La Dernière Métamorphose, Hirano Keiichirô

Ed. Philippe Picquier, collection poche, traduit du japonais par Corinne Atlan, septembre 2014, 172 pages, 8 euros.
Titre original : Saigo no henshin


Exister




Le narrateur, bien intégré dans sa vie professionnelle et sociale, décide un matin de ne pas se lever et de devenir comme le héros de la Métamorphose de Kafka, un cancrelat, aux yeux des siens et de la société.
"L'élément déclencheur ? ... Rien de spécial. J'étais fatigué, je crois. J'avais un perdu confiance en moi. En tout cas, j'étais surmené".
Pour l'instant, sa situation n'est qu'une réclusion volontaire. Il est un hikikomori aux yeux de ses parents qui l'hébergent, et de ses collègues. Il va lui falloir un peu plus de temps pour que le changement physique fasse effet. Pourtant, le narrateur est loin d'être un individu dérangé. Il pose un regard lucide et acéré sur le monde qui l'entoure, et malgré son jeune âge, il fait preuve d'un recul considérable.
Ce qu'il recherche, c'est avant tout retrouver sa véritable nature, celle qui n'a pas été corrompue par ses études, ses expériences, et son travail. Il en a assez de jouer à ce qu'il considère être un jeu de rôle. Il ne veut plus faire semblant, seulement pour atteindre ce nirvana personnel, la transformation physique lui semble essentielle.
"Avant je soignais mon corps comme on soigne le centre de ce quartier de Tokyo où se trouvait mon bureau. Ce quartier maussade, au bord de l'étouffement, saturé d'asphalte et de gratte-ciel, cet aspect étrangement lisse que j'avais tout le temps sous les yeux... (...) Mon corps d'avant était dans la parfaite continuité de la ville où je vivais. Mais mon allure actuelle est en rupture avec ce milieu".

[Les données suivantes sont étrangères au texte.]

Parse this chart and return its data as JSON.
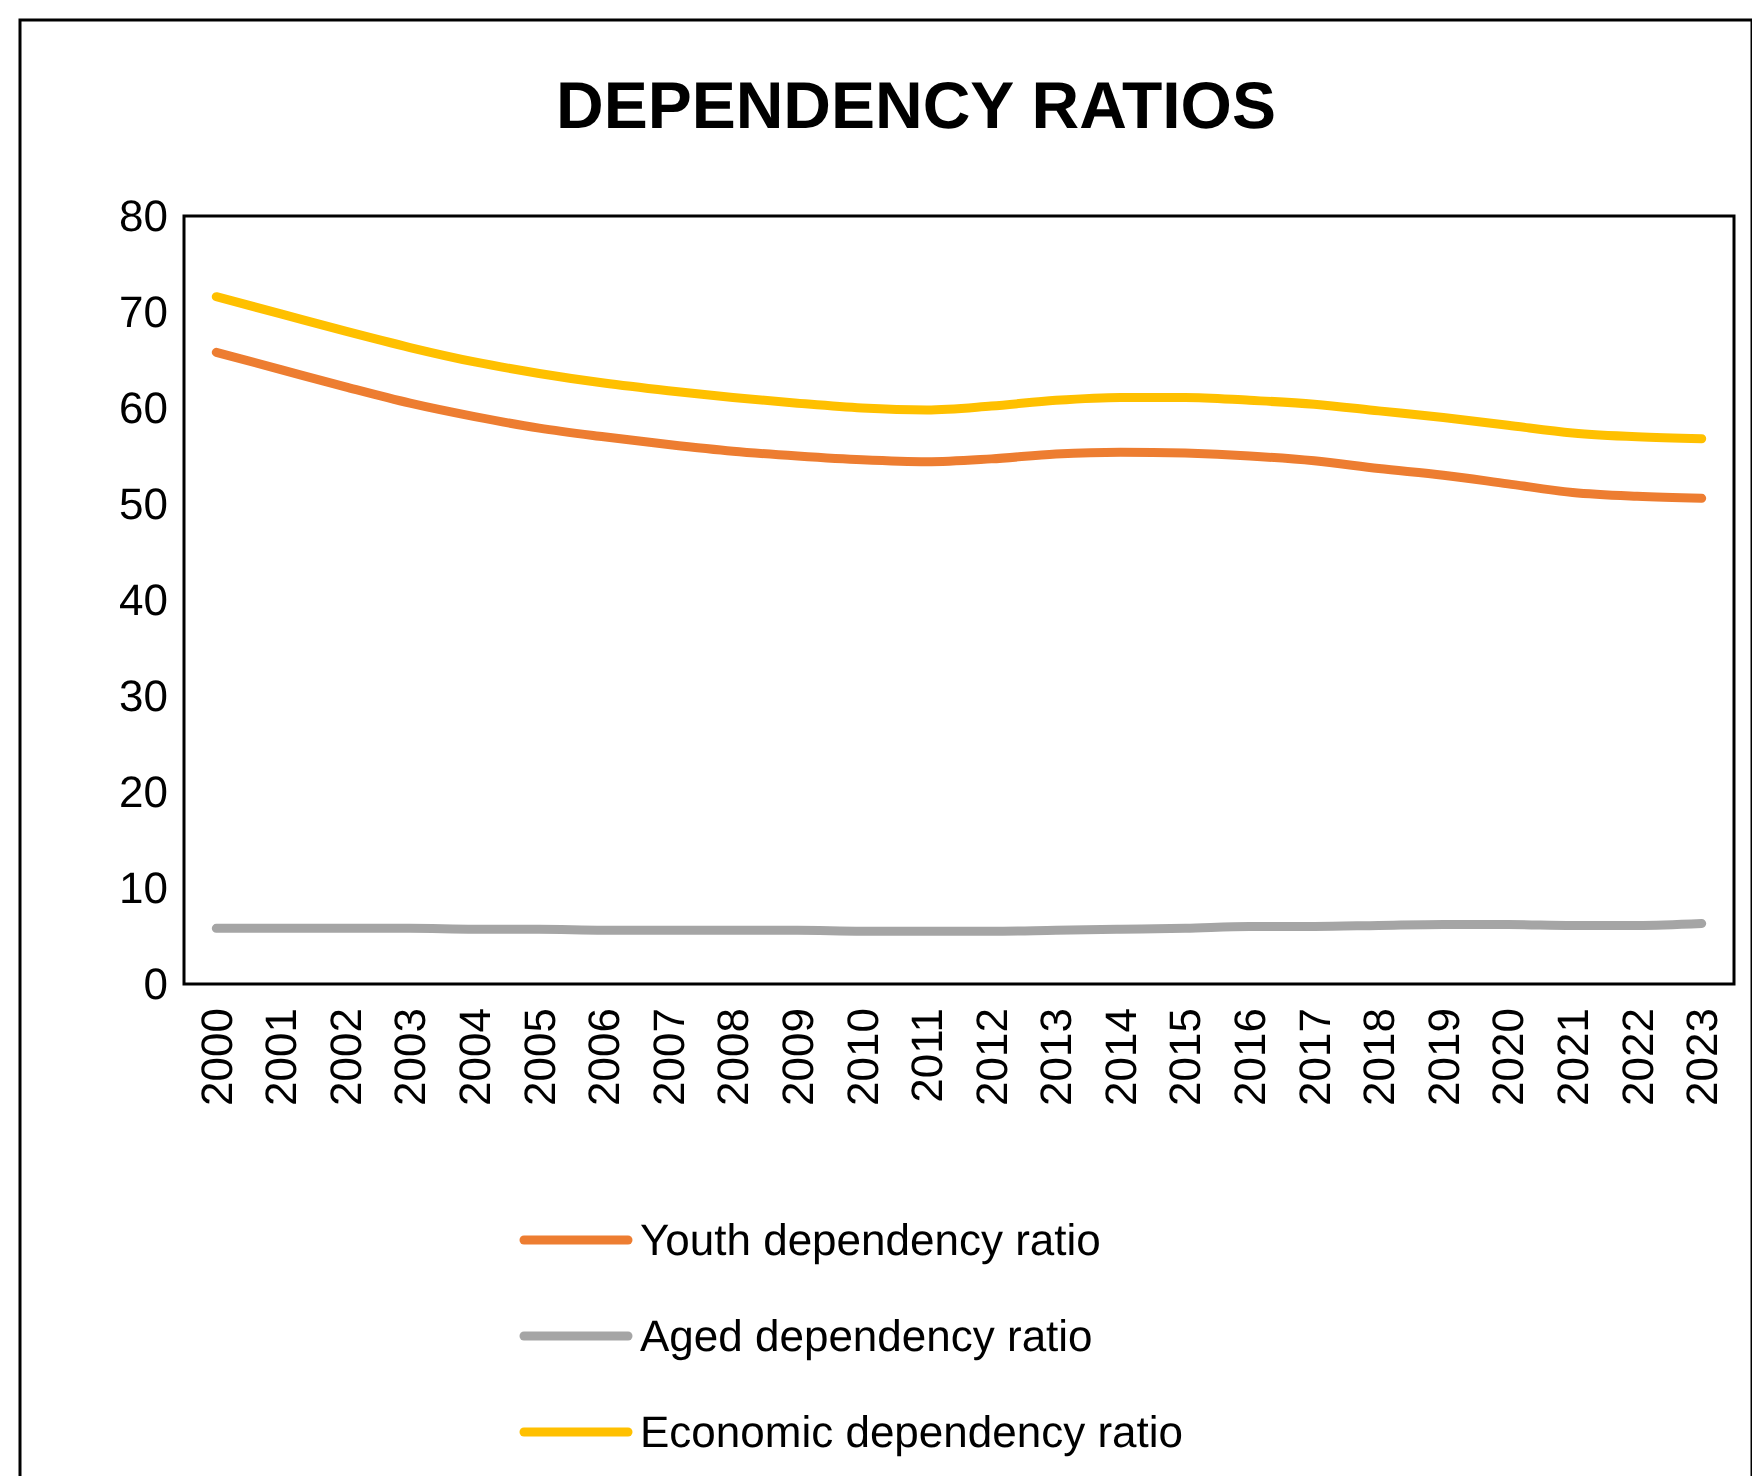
{
  "chart_data": {
    "type": "line",
    "title": "DEPENDENCY RATIOS",
    "categories": [
      "2000",
      "2001",
      "2002",
      "2003",
      "2004",
      "2005",
      "2006",
      "2007",
      "2008",
      "2009",
      "2010",
      "2011",
      "2012",
      "2013",
      "2014",
      "2015",
      "2016",
      "2017",
      "2018",
      "2019",
      "2020",
      "2021",
      "2022",
      "2023"
    ],
    "series": [
      {
        "name": "Youth dependency ratio",
        "color": "#ed7d31",
        "values": [
          65.8,
          64,
          62.2,
          60.5,
          59.1,
          57.9,
          57,
          56.2,
          55.5,
          55,
          54.6,
          54.4,
          54.7,
          55.2,
          55.4,
          55.3,
          55,
          54.5,
          53.7,
          53,
          52.1,
          51.2,
          50.8,
          50.6
        ]
      },
      {
        "name": "Aged dependency ratio",
        "color": "#a5a5a5",
        "values": [
          5.8,
          5.8,
          5.8,
          5.8,
          5.7,
          5.7,
          5.6,
          5.6,
          5.6,
          5.6,
          5.5,
          5.5,
          5.5,
          5.6,
          5.7,
          5.8,
          6,
          6,
          6.1,
          6.2,
          6.2,
          6.1,
          6.1,
          6.3
        ]
      },
      {
        "name": "Economic dependency ratio",
        "color": "#ffc000",
        "values": [
          71.6,
          69.8,
          68,
          66.3,
          64.8,
          63.6,
          62.6,
          61.8,
          61.1,
          60.5,
          60,
          59.8,
          60.2,
          60.8,
          61.1,
          61.1,
          60.8,
          60.4,
          59.7,
          59,
          58.2,
          57.4,
          57,
          56.8
        ]
      }
    ],
    "ylim": [
      0,
      80
    ],
    "yticks": [
      0,
      10,
      20,
      30,
      40,
      50,
      60,
      70,
      80
    ],
    "grid": false,
    "legend": "bottom",
    "marker": "none",
    "line_style": "solid"
  }
}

La notion de corps est secondaire ; vivre avec son moi véritable, c'est renoncer à son apparence extérieure, c'est renoncer au paraître. Dès lors, la notion de saleté et ce qu'elle implique entre en jeu. Elle caractérise un stade qu'il s'agit de dépasser pour avoir l'impression d'être sur la bonne voie. A partir de ce moment là, la complétude peut envahir l'esprit.
" Maintenant, je suis tout à fait habitué à la saleté : elle me protège du monde extérieur. L'épaisseur de ma crasse me protège de l'air, cet intrus qu'on ne peut chasser complètement. Cette image me rassure".
Pendant tout le temps de cette lente transformation, le narrateur consigne sur son ordinateur toutes les réflexions qui lui viennent à l'esprit. Ce sont à la fois des souvenirs d'enfance, des opinions sur la société de consommation, des positions par rapport à sa relation avec ses parents. Mais, en leitmotiv, reviennent des comparaisons avec le récit de Kafka, comme si sa propre métamorphose devait être un reflet-miroir de celle subie par le héros kafkaïen, Gregor Samsa. Pourtant, les conditions politiques et sociales ne sont pas les mêmes, mais on sent une volonté forte de s'identifier au voyageur de commerce.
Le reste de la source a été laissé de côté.